Horror genre thrives on the small screen

By Kevin Romani

Flickr/SMiu

When looking at the most successful television series in the medium’s history, there is a clear pattern of style; most are either situational comedies or dramas set within the real world. The horror genre is completely absent from any “top” lists of television series, and has been rarely seen on television at all. There are exceptions, such as the hugely popular “The Twilight Zone,” however, that program was more psychological thriller than scare factor. The only other major horror success was “Buffy the Vampire Slayer” from television mastermind Joss Whedon.

It is understandable why horror has not been seen on television often; logic tells studio executives that horror could not work. Horror stories are designed to install fear in its audience, and over the span of a lengthy television series, the scares would inevitably start to dwindle over time. A miniseries or something of the like would be one thing, but it would be another to green light a show with aspirations of running for seven seasons while continuing to be scary and relevant.

Over the past decade, there has been an undeniable shift in quality between film and television. Television series used to be considered to be the weaker of the two visual storytelling devices, but that seems to have changed. With the concentration on captivating series on the premium channels HBO and Showtime as well as the basic cable channel AMC, coupled with diminishing quality coming from Hollywood, television seems to be where the best stories can be found.  There are still of course several great films coming out of Hollywood annually, but the number of quality movies seems to be dwarfed by the quantity of awful ones. Hollywood productions are becoming increasingly louder, dumber and familiar. Television, on the other hand, is smarter and more imaginative.

Both actors and writers have noticed this trend, as established film stars and authors have made the move to the small screen. Performers like Kathy Bates, Steve Buscemi and Jim Caviezel have all settled in leading roles on television. J.J. Abrams continues to create television series even after proving himself as a successful filmmaker with “Star Trek” and “Super 8.” Frank Darabont halted any further film productions to develop “The Walking Dead” for television. It is obvious why the television industry is so attractive to these actors and filmmakers. Besides the risk of cancellation, the medium provides a safer environment that does not require constant searches for new projects. Working in television is an easier and potentially more lucrative enterprise for cast and crew alike.

This recent shift in quality between television and film is not limited to just actors and writers, but to genres as well. Science fiction and fantasy-themed series have been popular in the past decade. What has been most interesting, however, is the rise of horror-based stories on the small screen. Studio executives are very aware of the recent interest in narrative television genre series, and have been more willing to say yes to horror themed programs.

Perhaps this has more to do with the popular – and mostly misguided – trend of vampire stories, but several vampire-led programs have found their way on television. These programs may be more fantastical and cheesy than actually scary, but vampires are a part of the horror genre nevertheless. The most popular of these programs is “True Blood,” which has earned a loyal following during its run. The series is preparing its fifth season, and was even nominated for Outstanding Drama series by the Emmy Awards after its third season.

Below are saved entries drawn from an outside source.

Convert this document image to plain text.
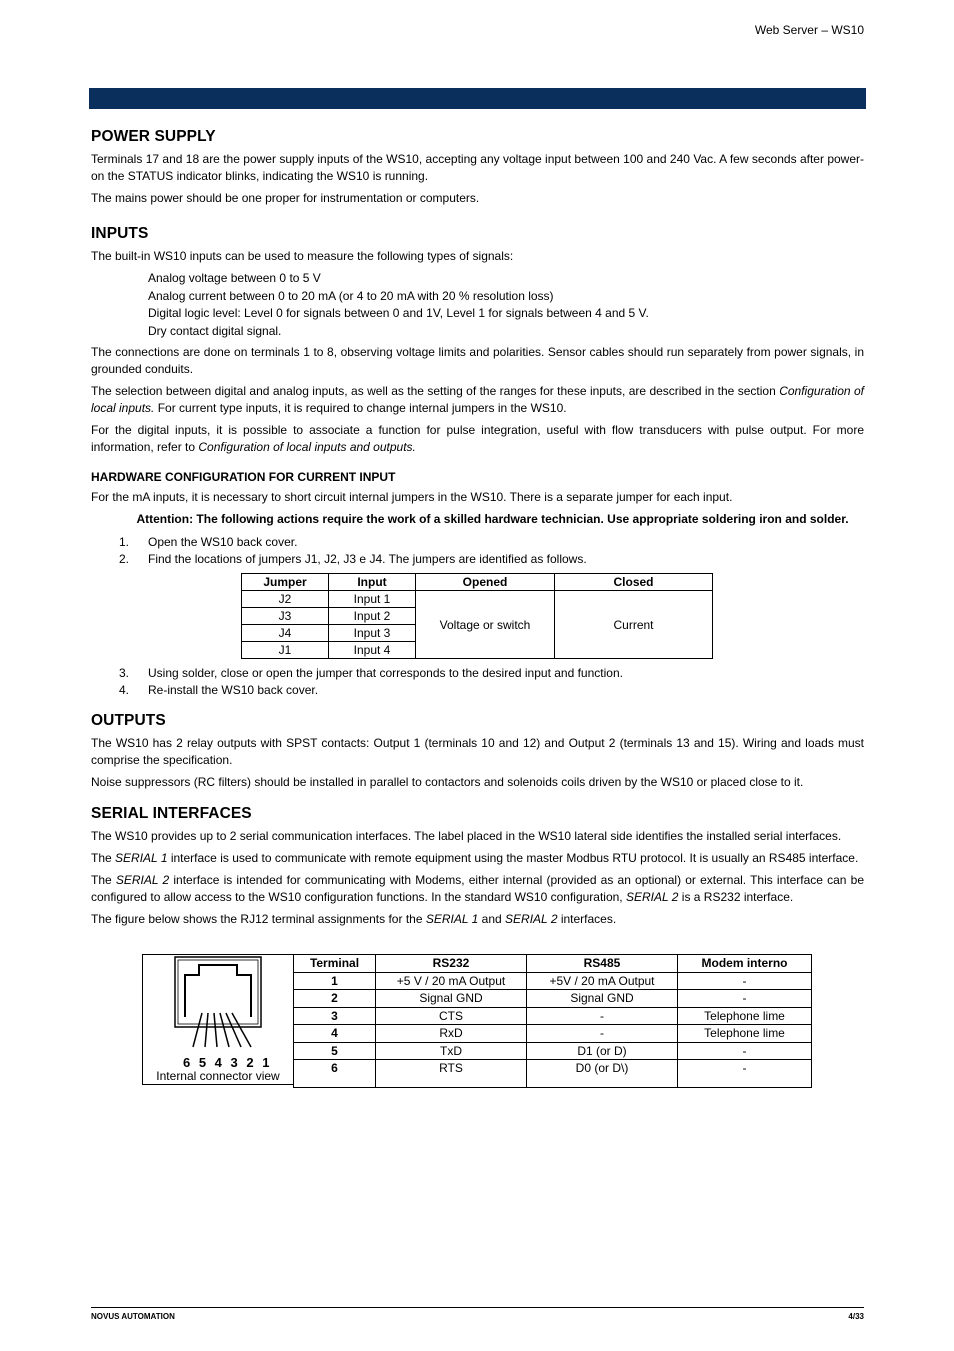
Web Server – WS10
POWER SUPPLY

Terminals 17 and 18 are the power supply inputs of the WS10, accepting any voltage input between 100 and 240 Vac. A few seconds after power-on the STATUS indicator blinks, indicating the WS10 is running.

The mains power should be one proper for instrumentation or computers.

INPUTS

The built-in WS10 inputs can be used to measure the following types of signals:

Analog voltage between 0 to 5 V
Analog current between 0 to 20 mA (or 4 to 20 mA with 20 % resolution loss)
Digital logic level: Level 0 for signals between 0 and 1V, Level 1 for signals between 4 and 5 V.
Dry contact digital signal.

The connections are done on terminals 1 to 8, observing voltage limits and polarities. Sensor cables should run separately from power signals, in grounded conduits.

The selection between digital and analog inputs, as well as the setting of the ranges for these inputs, are described in the section Configuration of local inputs. For current type inputs, it is required to change internal jumpers in the WS10.

For the digital inputs, it is possible to associate a function for pulse integration, useful with flow transducers with pulse output. For more information, refer to Configuration of local inputs and outputs.

HARDWARE CONFIGURATION FOR CURRENT INPUT

For the mA inputs, it is necessary to short circuit internal jumpers in the WS10. There is a separate jumper for each input.

Attention: The following actions require the work of a skilled hardware technician. Use appropriate soldering iron and solder.
1. Open the WS10 back cover.
2. Find the locations of jumpers J1, J2, J3 e J4. The jumpers are identified as follows.
Jumper	Input	Opened	Closed
J2	Input 1	Voltage or switch	Current
J3	Input 2		
J4	Input 3		
J1	Input 4		
3. Using solder, close or open the jumper that corresponds to the desired input and function.
4. Re-install the WS10 back cover.
OUTPUTS

The WS10 has 2 relay outputs with SPST contacts: Output 1 (terminals 10 and 12) and Output 2 (terminals 13 and 15). Wiring and loads must comprise the specification.

Noise suppressors (RC filters) should be installed in parallel to contactors and solenoids coils driven by the WS10 or placed close to it.

SERIAL INTERFACES

The WS10 provides up to 2 serial communication interfaces. The label placed in the WS10 lateral side identifies the installed serial interfaces.

The SERIAL 1 interface is used to communicate with remote equipment using the master Modbus RTU protocol. It is usually an RS485 interface.

The SERIAL 2 interface is intended for communicating with Modems, either internal (provided as an optional) or external. This interface can be configured to allow access to the WS10 configuration functions. In the standard WS10 configuration, SERIAL 2 is a RS232 interface.

The figure below shows the RJ12 terminal assignments for the SERIAL 1 and SERIAL 2 interfaces.

6 5 4 3 2 1
Internal connector view
Terminal	RS232	RS485	Modem interno
1	+5 V / 20 mA Output	+5V / 20 mA Output	-
2	Signal GND	Signal GND	-
3	CTS	-	Telephone lime
4	RxD	-	Telephone lime
5	TxD	D1 (or D)	-
6	RTS	D0 (or D\)	-
NOVUS AUTOMATION	4/33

A quiet but successful hit from the CW is “Supernatural,” which is remarkably in its seventh season. In this series, two brothers fight off – as the title may suggest – supernatural, evil forces. The show has included all sorts of fearful monsters, including vampires, werewolves and demons. Lucifer himself – played by the outstanding Mark Pellegrino – has even made an appearance on the series.

Just recently, “American Horror Story” premiered on FX, and looks to be a major hit. The series has had a ton of buzz surrounding it since previews began airing in the summer. The mood and atmosphere of the series both look outstanding, and the program has received mostly positive reviews. “Horror Story” looks like it will provide a strong blend of fear with compelling characters, highlighted by a family of three that move into a supposed haunted house.

The real standout thus far in the horror genre on television is AMC’s “The Walking Dead,” which has broken several television boundaries already in its short run. The series has proven that a television series can both be scary on a week-to-week basis as well as provide genuine emotional depth through its characters. “The Walking Dead” has proved to be working, as the season two premiere set basic cable records in both the 18-49 and 25-54 age demographics. Its total numbers were up 38 percent from the series premiere from a year ago, thus showing the viewership increasing dramatically.

These programs are just a taste of the successful horror-themed series that have aired in recent seasons. The numbers do not lie, and it would be no surprise if more horror programs find themselves on the small screen in the near future. As long as the focus is on character and story instead of blood and guts, horror stories may have found a long-term home on television screens.